I had been too angry and upset to let Nick off the hook so easily. I had insisted that my private investigator would track Nick down in no time and I’d get the chance to look him in the eyes and watch as he explained why he’d lied and left.

Desperate for closure, I’d refused to get divorced until I got my explanation.

I’d had no idea that Nick Slater would be a ghost, impossible to find. That my stubborn streak would run so deep that, years later, I would still not have gone through with the divorce.

Now, looking back, I should have swallowed my pride and forgotten the idea of a standoff with Nick.

I should have gotten my divorce.

“Okay, class. That’s the lunch bell. You can all get your coats for recess and walk to the cafeteria.”

Shouts of glee filled the classroom as fourteen five-year-old kids rushed into the hallway.

We had just finished the story circle and I was shelving books, thinking about how much I was going to miss the kids and my classroom when I left Prescott.

I had no idea where I would move but with Nick living here, I couldn’t stay.

The idea of disappointing my colleagues and abandoning my students gave me a sharp stomachache but the thought of running into Nick on a regular basis, or seeing him with another woman, felt even worse.

Was he with someone now? Did he have kids? Just the thought sent my heart into my stomach. I needed to get away from here before he ripped me to shreds. Maybe I could make it through to summer and finish up the school year. If I lived as a hermit, sticking close to the school and home, I could probably avoid seeing Nick.

Lost in thought, I jumped when a rumbling voice sounded in the room.

“Emmy?”

Avoiding Nick was going to get really hard if he barged into my classroom.
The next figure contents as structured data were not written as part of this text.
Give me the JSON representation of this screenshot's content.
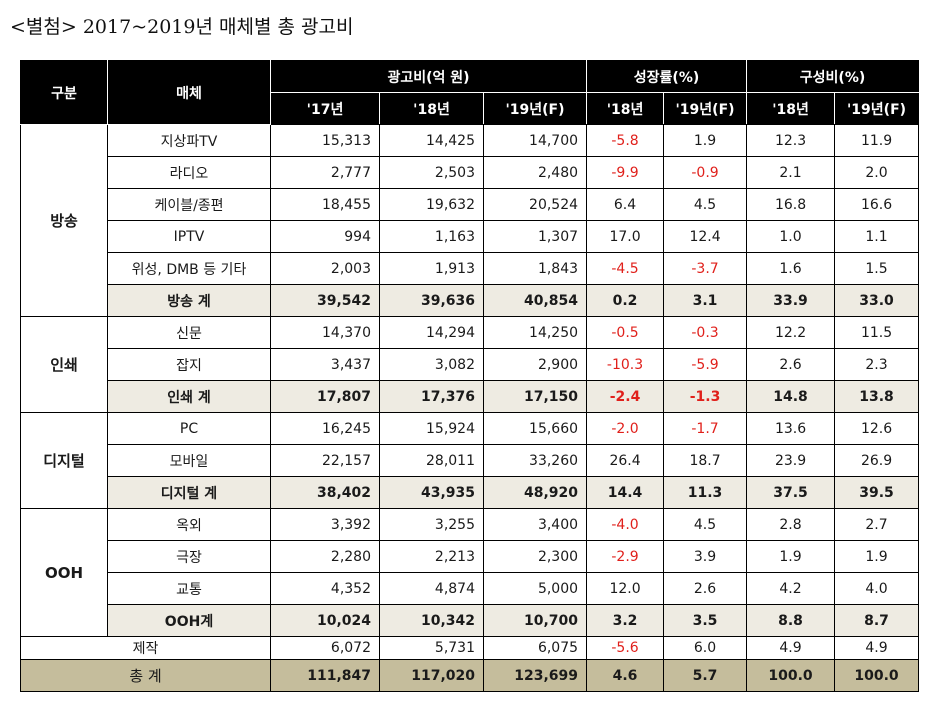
{
  "title": "<별첨> 2017~2019년  매체별  총  광고비",
  "header": {
    "col_category": "구분",
    "col_media": "매체",
    "group_adspend": "광고비(억 원)",
    "group_growth": "성장률(%)",
    "group_share": "구성비(%)",
    "adspend_years": [
      "'17년",
      "'18년",
      "'19년(F)"
    ],
    "growth_years": [
      "'18년",
      "'19년(F)"
    ],
    "share_years": [
      "'18년",
      "'19년(F)"
    ]
  },
  "colors": {
    "header_bg": "#000000",
    "subtotal_bg": "#eeebe2",
    "total_bg": "#c5bd9c",
    "negative": "#e0201b"
  },
  "groups": [
    {
      "name": "방송",
      "rows": [
        {
          "media": "지상파TV",
          "y17": "15,313",
          "y18": "14,425",
          "y19": "14,700",
          "g18": "-5.8",
          "g19": "1.9",
          "s18": "12.3",
          "s19": "11.9"
        },
        {
          "media": "라디오",
          "y17": "2,777",
          "y18": "2,503",
          "y19": "2,480",
          "g18": "-9.9",
          "g19": "-0.9",
          "s18": "2.1",
          "s19": "2.0"
        },
        {
          "media": "케이블/종편",
          "y17": "18,455",
          "y18": "19,632",
          "y19": "20,524",
          "g18": "6.4",
          "g19": "4.5",
          "s18": "16.8",
          "s19": "16.6"
        },
        {
          "media": "IPTV",
          "y17": "994",
          "y18": "1,163",
          "y19": "1,307",
          "g18": "17.0",
          "g19": "12.4",
          "s18": "1.0",
          "s19": "1.1"
        },
        {
          "media": "위성, DMB 등 기타",
          "y17": "2,003",
          "y18": "1,913",
          "y19": "1,843",
          "g18": "-4.5",
          "g19": "-3.7",
          "s18": "1.6",
          "s19": "1.5"
        }
      ],
      "subtotal": {
        "media": "방송 계",
        "y17": "39,542",
        "y18": "39,636",
        "y19": "40,854",
        "g18": "0.2",
        "g19": "3.1",
        "s18": "33.9",
        "s19": "33.0"
      }
    },
    {
      "name": "인쇄",
      "rows": [
        {
          "media": "신문",
          "y17": "14,370",
          "y18": "14,294",
          "y19": "14,250",
          "g18": "-0.5",
          "g19": "-0.3",
          "s18": "12.2",
          "s19": "11.5"
        },
        {
          "media": "잡지",
          "y17": "3,437",
          "y18": "3,082",
          "y19": "2,900",
          "g18": "-10.3",
          "g19": "-5.9",
          "s18": "2.6",
          "s19": "2.3"
        }
      ],
      "subtotal": {
        "media": "인쇄 계",
        "y17": "17,807",
        "y18": "17,376",
        "y19": "17,150",
        "g18": "-2.4",
        "g19": "-1.3",
        "s18": "14.8",
        "s19": "13.8"
      }
    },
    {
      "name": "디지털",
      "rows": [
        {
          "media": "PC",
          "y17": "16,245",
          "y18": "15,924",
          "y19": "15,660",
          "g18": "-2.0",
          "g19": "-1.7",
          "s18": "13.6",
          "s19": "12.6"
        },
        {
          "media": "모바일",
          "y17": "22,157",
          "y18": "28,011",
          "y19": "33,260",
          "g18": "26.4",
          "g19": "18.7",
          "s18": "23.9",
          "s19": "26.9"
        }
      ],
      "subtotal": {
        "media": "디지털 계",
        "y17": "38,402",
        "y18": "43,935",
        "y19": "48,920",
        "g18": "14.4",
        "g19": "11.3",
        "s18": "37.5",
        "s19": "39.5"
      }
    },
    {
      "name": "OOH",
      "rows": [
        {
          "media": "옥외",
          "y17": "3,392",
          "y18": "3,255",
          "y19": "3,400",
          "g18": "-4.0",
          "g19": "4.5",
          "s18": "2.8",
          "s19": "2.7"
        },
        {
          "media": "극장",
          "y17": "2,280",
          "y18": "2,213",
          "y19": "2,300",
          "g18": "-2.9",
          "g19": "3.9",
          "s18": "1.9",
          "s19": "1.9"
        },
        {
          "media": "교통",
          "y17": "4,352",
          "y18": "4,874",
          "y19": "5,000",
          "g18": "12.0",
          "g19": "2.6",
          "s18": "4.2",
          "s19": "4.0"
        }
      ],
      "subtotal": {
        "media": "OOH계",
        "y17": "10,024",
        "y18": "10,342",
        "y19": "10,700",
        "g18": "3.2",
        "g19": "3.5",
        "s18": "8.8",
        "s19": "8.7"
      }
    }
  ],
  "production": {
    "media": "제작",
    "y17": "6,072",
    "y18": "5,731",
    "y19": "6,075",
    "g18": "-5.6",
    "g19": "6.0",
    "s18": "4.9",
    "s19": "4.9"
  },
  "total": {
    "media": "총 계",
    "y17": "111,847",
    "y18": "117,020",
    "y19": "123,699",
    "g18": "4.6",
    "g19": "5.7",
    "s18": "100.0",
    "s19": "100.0"
  }
}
I drew in a labored breath before spinning around, my eyes raking him from head to toe. He was as gorgeous as ever. Not much had changed about him over the years. His beard was a bit shorter and he had more muscle on his frame.

“Emmeline,” I corrected. “What are you doing here, Nick?”

“I told you Friday. We need to talk.”

“I’m not ready to talk yet.”

“Nine years wasn’t enough time to think of something to say?”

I winced at his joke. “Is that supposed to be funny? Because it’s not.”